Daughter Karen Friend in Macy’s Thanksgiving Day Parade in New York City

My daughter Karen Friend has worked in Marketing for Macy’s in Atlanta for many years. She participated in local community service events, but this is the first time she participated in the annual Thanksgiving parade in NYC. Macy’s selected her, based on her audition tape, as one of three employees from Atlanta to ride on the Singing Christmas Tree float. Her office gave her a confetti send-off congratulations party.

I met her in NYC on Monday. On Tuesday I visited the Metropolitan Museum of Art while she had singing practice. A noted composer created the anthem the group practiced at home, but this was the first time the singers met each other. They practiced morning, afternoon and evening for three days before the performance. Husband Bruce, son Anthony, nephew Daniel and daughters Ashley and Rose joined us on Wednesday. We explored Times Square and saw a Broadway performance of Dear Evan Hansen during Karen’s afternoon break from practice. We celebrated the three family birthdays of the week with a fantastic Italian dinner.

On Thursday, the two young men set off for their observation post midway along the parade route. The weather forecast predicted the lowest temperatures in many years. Bruce, Ashley, Rose and I set off about 6 AM. We walked to the favored seating wait lines several blocks between our hotel and the store. We inched closer block by block and were quite frozen when we reached the Macy’s store entrance. It opened only for special family ticket-holders as guides pointed the way to hot chocolate and coffee served in a lower level while we waited for security to open the stands.

With our reserve area family tickets, we sat on bleachers in front of the Macy’s store about 20 yards from the main entrance. The giant turkey balloon indicated the parade performance spot by the door. We still had about an hour to wait before the parade arrived and we were frozen. Macy’s doesn’t miss many sales opportunities. I soon sent the girls to purchase lap blankets on sale just inside the store door. I don’t think we could have survived without them even though we dressed for cold weather.

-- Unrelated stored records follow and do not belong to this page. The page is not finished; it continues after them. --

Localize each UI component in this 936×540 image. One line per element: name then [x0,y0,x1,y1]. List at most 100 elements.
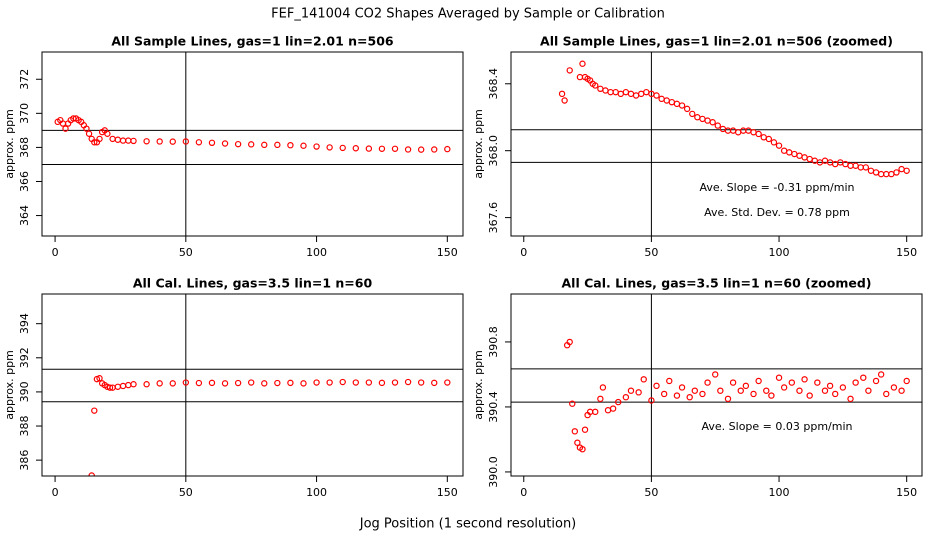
point [169,380,176,387]
point [365,379,373,386]
x-tick-label: 0 [52,246,59,259]
x-tick-label: 0 [52,486,59,499]
point [287,379,294,387]
point [704,117,711,124]
point [780,384,788,391]
point [444,145,451,153]
x-tick-label: 150 [437,246,458,259]
point [658,95,665,103]
point [579,445,586,453]
point [717,387,724,394]
point [839,384,847,391]
point [119,137,127,144]
point [750,129,757,136]
point [806,392,813,399]
point [890,384,898,391]
point [806,155,813,163]
point [734,129,742,136]
point [786,149,793,156]
point [574,439,581,446]
point [893,169,900,176]
point [597,85,604,93]
y-axis-label: approx. ppm [472,350,485,420]
panel-title: All Sample Lines, gas=1 lin=2.01 n=506 (… [540,34,893,49]
x-tick-label: 150 [437,486,458,499]
y-tick-label: 364 [18,205,31,226]
point [877,170,885,178]
point [814,379,821,386]
point [622,88,630,96]
point [326,144,333,151]
point [801,154,808,161]
point [125,137,132,144]
point [852,162,859,169]
point [431,146,438,153]
point [300,380,307,387]
y-axis-label: approx. ppm [472,109,485,179]
point [867,167,875,174]
x-tick-label: 100 [769,486,790,499]
point [597,395,604,403]
point [612,88,619,96]
point [847,395,854,403]
annotation: Ave. Slope = -0.31 ppm/min [700,181,855,194]
x-tick-label: 100 [769,246,790,259]
point [898,387,905,394]
point [712,371,719,378]
y-tick-label: 368 [18,137,31,158]
point [637,90,645,98]
point [378,379,386,387]
x-tick-label: 50 [644,246,658,259]
point [857,164,864,171]
point [847,162,854,169]
point [791,150,798,158]
plot-area [42,52,463,236]
panel-title: All Cal. Lines, gas=3.5 lin=1 n=60 (zoom… [562,276,872,291]
point [569,400,576,407]
point [234,379,242,387]
plot-area [511,52,922,236]
point [704,379,711,386]
point [91,407,98,414]
point [261,141,268,149]
point [883,170,890,178]
point [182,138,190,145]
x-tick-label: 0 [520,486,527,499]
y-tick-label: 390 [18,381,31,402]
point [699,390,706,398]
point [96,135,103,143]
point [826,382,834,390]
point [326,379,333,386]
point [391,379,399,386]
point [770,139,778,146]
point [444,379,451,386]
point [88,472,95,476]
point [352,379,359,386]
y-tick-label: 372 [18,69,31,90]
point [763,387,770,394]
point [860,374,867,381]
point [114,383,122,390]
plot-area [42,294,463,476]
annotation: Ave. Slope = 0.03 ppm/min [702,420,853,433]
point [666,377,673,385]
point [143,381,150,388]
point [729,379,737,386]
point [300,142,307,149]
y-tick-label: 392 [18,347,31,368]
x-axis-label: Jog Position (1 second resolution) [359,517,577,532]
point [391,145,399,152]
point [274,379,281,387]
y-tick-label: 388 [18,416,31,437]
point [604,406,612,414]
point [592,82,599,89]
point [169,138,176,145]
point [558,90,566,98]
point [627,90,635,98]
plot-frame [41,51,464,237]
point [221,140,229,147]
point [581,426,589,433]
point [208,139,216,147]
point [796,152,803,159]
point [566,338,573,346]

The parade contained everything a parade should have. Floats carried performing musicians, bands marched, stilt walkers strutted, Rockettes kicked, flags twirled, and giant balloon figures hovered over all. It provided enough fun to keep us excited even as we froze our butts to the aluminum stadium seats. Finally the Christmas tree appeared and stopped to sing. Luckily by then, some folks with small children deserted the stands so we moved closer to the performance to hear the singing. Karen is in the bottom row of the tree on the right in the blurry still picture captured from the video. For us, Santa was an anti-climax to the big Singing Christmas Tree.

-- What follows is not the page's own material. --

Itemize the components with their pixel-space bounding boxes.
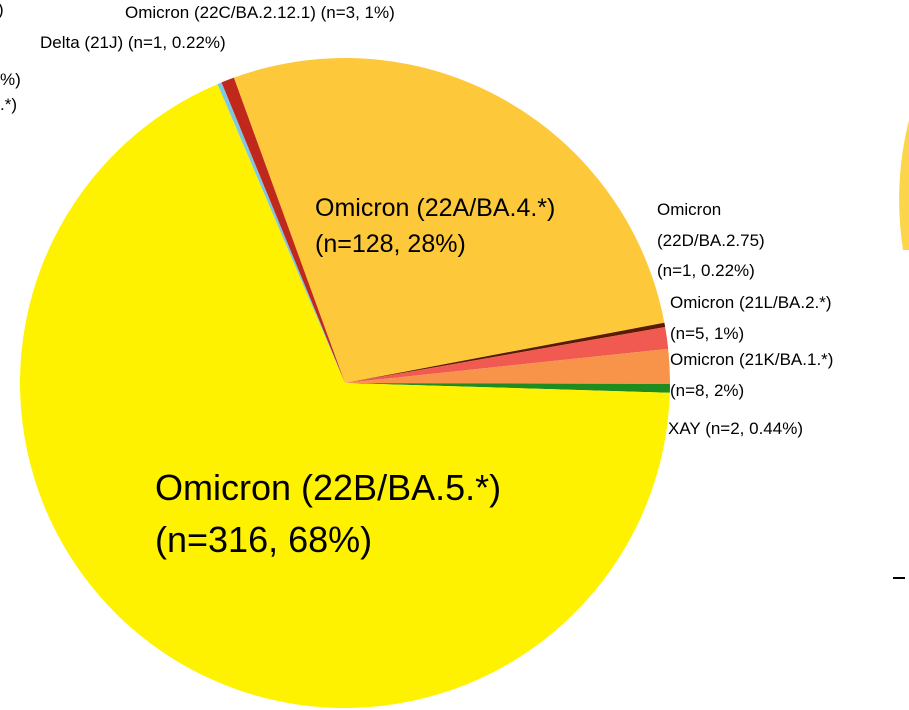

We met Karen back at the hotel and commiserated with Anthony and Daniel who did not have a building behind them to cut the wind. It took me most of the afternoon to thaw out. Later, we ate a family style restaurant dinner of turkey and fixings—A family first to eat restaurant smoked turkey for Thanksgiving dinner.

Friday the family explored NYC midtown, visiting the NYC Library on the way. We met my sister Karen and her husband Tony for a delicious lunch in Bryant Park. They left in time to return to New Haven CT that night. We traveled back to Georgia over the weekend. Altogether I’d say we had a unique, exciting Thanksgiving celebration.